Klook est «très proche de ses clients, plus proche que presque aucun autre tour-opérateur international. Les échanges étroits avec cette plateforme nous permettent de connaître très en amont les désirs et les préférences de nos clients», expose au Temps un porte-parole de Suisse Tourisme.
Ce concurrent de TripAdvisor, GetYourGuide ou Expedia se distingue aussi par son positionnement géographique. «Nous sommes focalisés sur l’Asie», indique Wilfred Fan. Klook réalise environ un tiers de son chiffre d’affaires en Asie du Sud-Est et un autre tiers à Hongkong, Taïwan et en Chine. Environ 20% des activités proviennent de la Corée et du Japon et le reste ailleurs dans le monde. «La Suisse reste une destination très importante pour les voyageurs asiatiques, souligne-t-il. Quand ils pensent à l’Europe, ils pensent à la Suisse. C’est clairement un endroit stratégique pour nous. Nous cherchons à y accroître notre notoriété et à y établir davantage de partenariats.»
Klook s’inscrit dans une tendance globale, souligne Roland Schegg, professeur à la Haute Ecole de gestion de la HES-SO Valais-Wallis et coordinateur des recherches de l’Institut Tourisme. «Les plateformes en ligne du secteur touristique (OTA) s’efforcent de numériser les offres dans les destinations. Là où Klook se distingue de la concurrence comme GetYourGuide, c’est dans sa volonté d’élargir sa gamme de services, par exemple en proposant le wi-fi pour les voyageurs.»
Beaucoup de plateformes en ligne «ambitionnent de devenir des guichets uniques (one-stop shops) pour leurs clients, relève l’expert. Le but ultime est de retenir le client sur ces sites et applications en offrant tous les services liés à un voyage, c’est un peu le graal. Klook a également conclu un accord avec Booking. Pour Suisse Tourisme, cette collaboration peut être intéressante dans sa stratégie de diversification des marchés.»
Des freins au rebond chinois
Le changement de comportement des voyageurs s’accélère, alors que la clientèle asiatique revient depuis la pandémie. «Le retour des touristes, même en Chine, est très fort et dynamique, affirme Suisse Tourisme. Nous savons par nos bureaux sur place en Asie que les tour-opérateurs et les agences de voyages – et donc les clients – s’intéressent beaucoup à la Suisse.»

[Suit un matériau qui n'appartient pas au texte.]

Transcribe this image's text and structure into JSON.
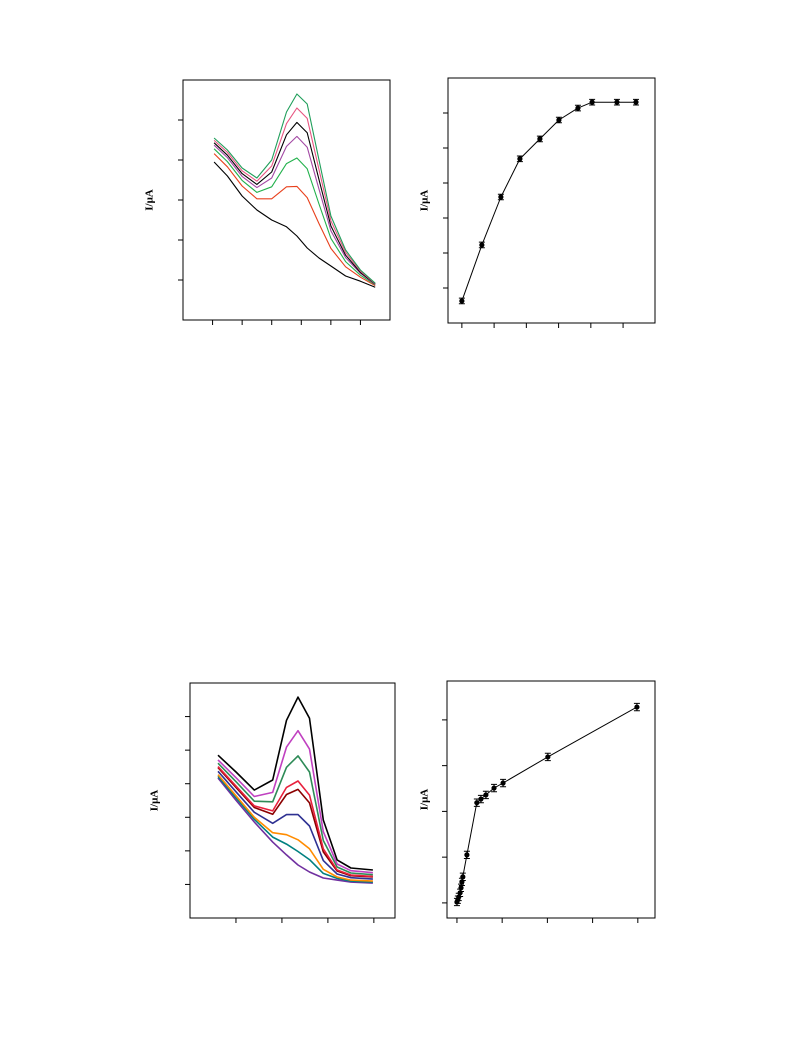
{
  "chart_data": [
    {
      "type": "line",
      "ylabel": "I/μA",
      "x": [
        1.05,
        1.5,
        2,
        2.5,
        3,
        3.5,
        3.85,
        4.2,
        4.6,
        5,
        5.5,
        6,
        6.5
      ],
      "xlim": [
        0,
        7
      ],
      "xticks": [
        1,
        2,
        3,
        4,
        5,
        6
      ],
      "ylim": [
        0,
        6
      ],
      "yticks": [
        1,
        2,
        3,
        4,
        5
      ],
      "series": [
        {
          "color": "#000000",
          "values": [
            3.95,
            3.6,
            3.1,
            2.75,
            2.5,
            2.33,
            2.1,
            1.8,
            1.55,
            1.35,
            1.1,
            0.97,
            0.82
          ]
        },
        {
          "color": "#e8401c",
          "values": [
            4.16,
            3.83,
            3.35,
            3.03,
            3.03,
            3.33,
            3.34,
            3.06,
            2.41,
            1.79,
            1.33,
            1.07,
            0.86
          ]
        },
        {
          "color": "#22b14c",
          "values": [
            4.28,
            3.96,
            3.49,
            3.19,
            3.33,
            3.91,
            4.05,
            3.78,
            2.9,
            2.04,
            1.46,
            1.12,
            0.88
          ]
        },
        {
          "color": "#a349a4",
          "values": [
            4.37,
            4.06,
            3.59,
            3.31,
            3.55,
            4.34,
            4.59,
            4.32,
            3.27,
            2.23,
            1.56,
            1.17,
            0.89
          ]
        },
        {
          "color": "#000000",
          "values": [
            4.43,
            4.12,
            3.66,
            3.39,
            3.7,
            4.63,
            4.94,
            4.68,
            3.51,
            2.35,
            1.62,
            1.19,
            0.9
          ]
        },
        {
          "color": "#e75480",
          "values": [
            4.49,
            4.19,
            3.73,
            3.47,
            3.85,
            4.91,
            5.3,
            5.04,
            3.76,
            2.48,
            1.69,
            1.22,
            0.91
          ]
        },
        {
          "color": "#1f9e5a",
          "values": [
            4.55,
            4.25,
            3.8,
            3.55,
            4.0,
            5.2,
            5.65,
            5.4,
            4.0,
            2.6,
            1.75,
            1.25,
            0.92
          ]
        }
      ]
    },
    {
      "type": "errorbar",
      "ylabel": "I/μA",
      "x": [
        0,
        0.62,
        1.21,
        1.8,
        2.42,
        3.01,
        3.6,
        4.04,
        4.81,
        5.4
      ],
      "values": [
        -0.37,
        1.23,
        2.6,
        3.69,
        4.26,
        4.8,
        5.14,
        5.31,
        5.31,
        5.31
      ],
      "errors": [
        0.08,
        0.08,
        0.08,
        0.08,
        0.08,
        0.08,
        0.08,
        0.08,
        0.08,
        0.08
      ],
      "color": "#000000",
      "xlim": [
        -0.43,
        5.99
      ],
      "xticks": [
        0,
        1,
        2,
        3,
        4,
        5
      ],
      "ylim": [
        -1,
        6
      ],
      "yticks": [
        0,
        1,
        2,
        3,
        4,
        5
      ]
    },
    {
      "type": "line",
      "ylabel": "I/μA",
      "x": [
        0.61,
        1.0,
        1.4,
        1.8,
        2.1,
        2.35,
        2.6,
        2.9,
        3.2,
        3.5,
        3.98
      ],
      "xlim": [
        0,
        4.46
      ],
      "xticks": [
        1,
        2,
        3,
        4
      ],
      "ylim": [
        0,
        7
      ],
      "yticks": [
        1,
        2,
        3,
        4,
        5,
        6
      ],
      "series": [
        {
          "color": "#7030a0",
          "values": [
            4.17,
            3.51,
            2.86,
            2.26,
            1.88,
            1.58,
            1.37,
            1.19,
            1.13,
            1.07,
            1.04
          ]
        },
        {
          "color": "#008080",
          "values": [
            4.22,
            3.58,
            2.94,
            2.41,
            2.2,
            1.98,
            1.74,
            1.33,
            1.18,
            1.1,
            1.07
          ]
        },
        {
          "color": "#ff8c00",
          "values": [
            4.27,
            3.64,
            3.0,
            2.54,
            2.48,
            2.33,
            2.06,
            1.45,
            1.22,
            1.13,
            1.1
          ]
        },
        {
          "color": "#2e3192",
          "values": [
            4.37,
            3.76,
            3.15,
            2.82,
            3.08,
            3.08,
            2.74,
            1.71,
            1.31,
            1.2,
            1.16
          ]
        },
        {
          "color": "#8b0000",
          "values": [
            4.48,
            3.89,
            3.29,
            3.09,
            3.68,
            3.83,
            3.43,
            1.97,
            1.4,
            1.26,
            1.22
          ]
        },
        {
          "color": "#e8203c",
          "values": [
            4.51,
            3.93,
            3.34,
            3.19,
            3.89,
            4.08,
            3.66,
            2.06,
            1.43,
            1.28,
            1.24
          ]
        },
        {
          "color": "#2e8b57",
          "values": [
            4.61,
            4.06,
            3.48,
            3.46,
            4.49,
            4.83,
            4.35,
            2.31,
            1.52,
            1.34,
            1.29
          ]
        },
        {
          "color": "#c040c0",
          "values": [
            4.71,
            4.18,
            3.62,
            3.74,
            5.09,
            5.58,
            5.03,
            2.57,
            1.61,
            1.41,
            1.35
          ]
        },
        {
          "color": "#000000",
          "values": [
            4.85,
            4.35,
            3.81,
            4.11,
            5.89,
            6.58,
            5.95,
            2.92,
            1.73,
            1.49,
            1.43
          ]
        }
      ]
    },
    {
      "type": "errorbar",
      "ylabel": "I/μA",
      "x": [
        0,
        0.02,
        0.04,
        0.07,
        0.09,
        0.11,
        0.13,
        0.22,
        0.44,
        0.53,
        0.64,
        0.82,
        1.02,
        2.01,
        3.98
      ],
      "values": [
        0.02,
        0.07,
        0.13,
        0.22,
        0.33,
        0.46,
        0.57,
        1.05,
        2.19,
        2.27,
        2.36,
        2.51,
        2.62,
        3.19,
        4.28
      ],
      "errors": [
        0.08,
        0.08,
        0.08,
        0.08,
        0.08,
        0.08,
        0.08,
        0.08,
        0.08,
        0.08,
        0.08,
        0.08,
        0.08,
        0.08,
        0.08
      ],
      "color": "#000000",
      "xlim": [
        -0.22,
        4.38
      ],
      "xticks": [
        0,
        1,
        2,
        3,
        4
      ],
      "ylim": [
        -0.33,
        4.85
      ],
      "yticks": [
        0,
        1,
        2,
        3,
        4
      ]
    }
  ]
}
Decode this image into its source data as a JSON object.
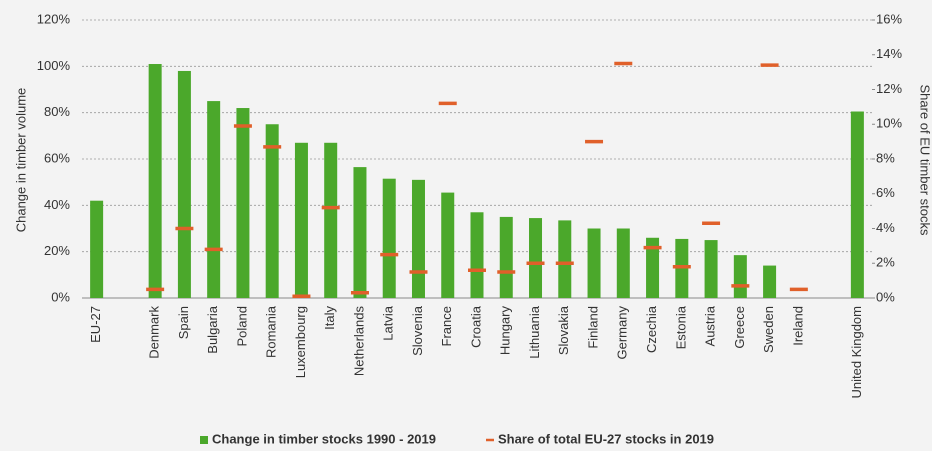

Les clients chinois n’ont été autorisés à voyager à nouveau à l’international que dans le courant de l’an passé, relève l’organisme de promotion, ce qui explique que les nuitées des clients chinois en 2023 soient encore inférieures d’environ 73% à celles de 2019. «Mais sur les deux premiers mois de cette année, on constate que les nuitées hôtelières n’ont plus que 40,5% de retard sur 2019: la croissance en provenance de Chine est donc considérable et devrait se poursuivre.»
Reste que plusieurs facteurs freinent la reprise. Tout d’abord, la croissance économique chinoise est quelque peu ralentie, ce qui se ressent chez la classe moyenne qui aime voyager. De plus, les attributions de visas n’ont pas encore retrouvé leur niveau d’avant-pandémie. Enfin, les capacités aériennes sont également encore limitées.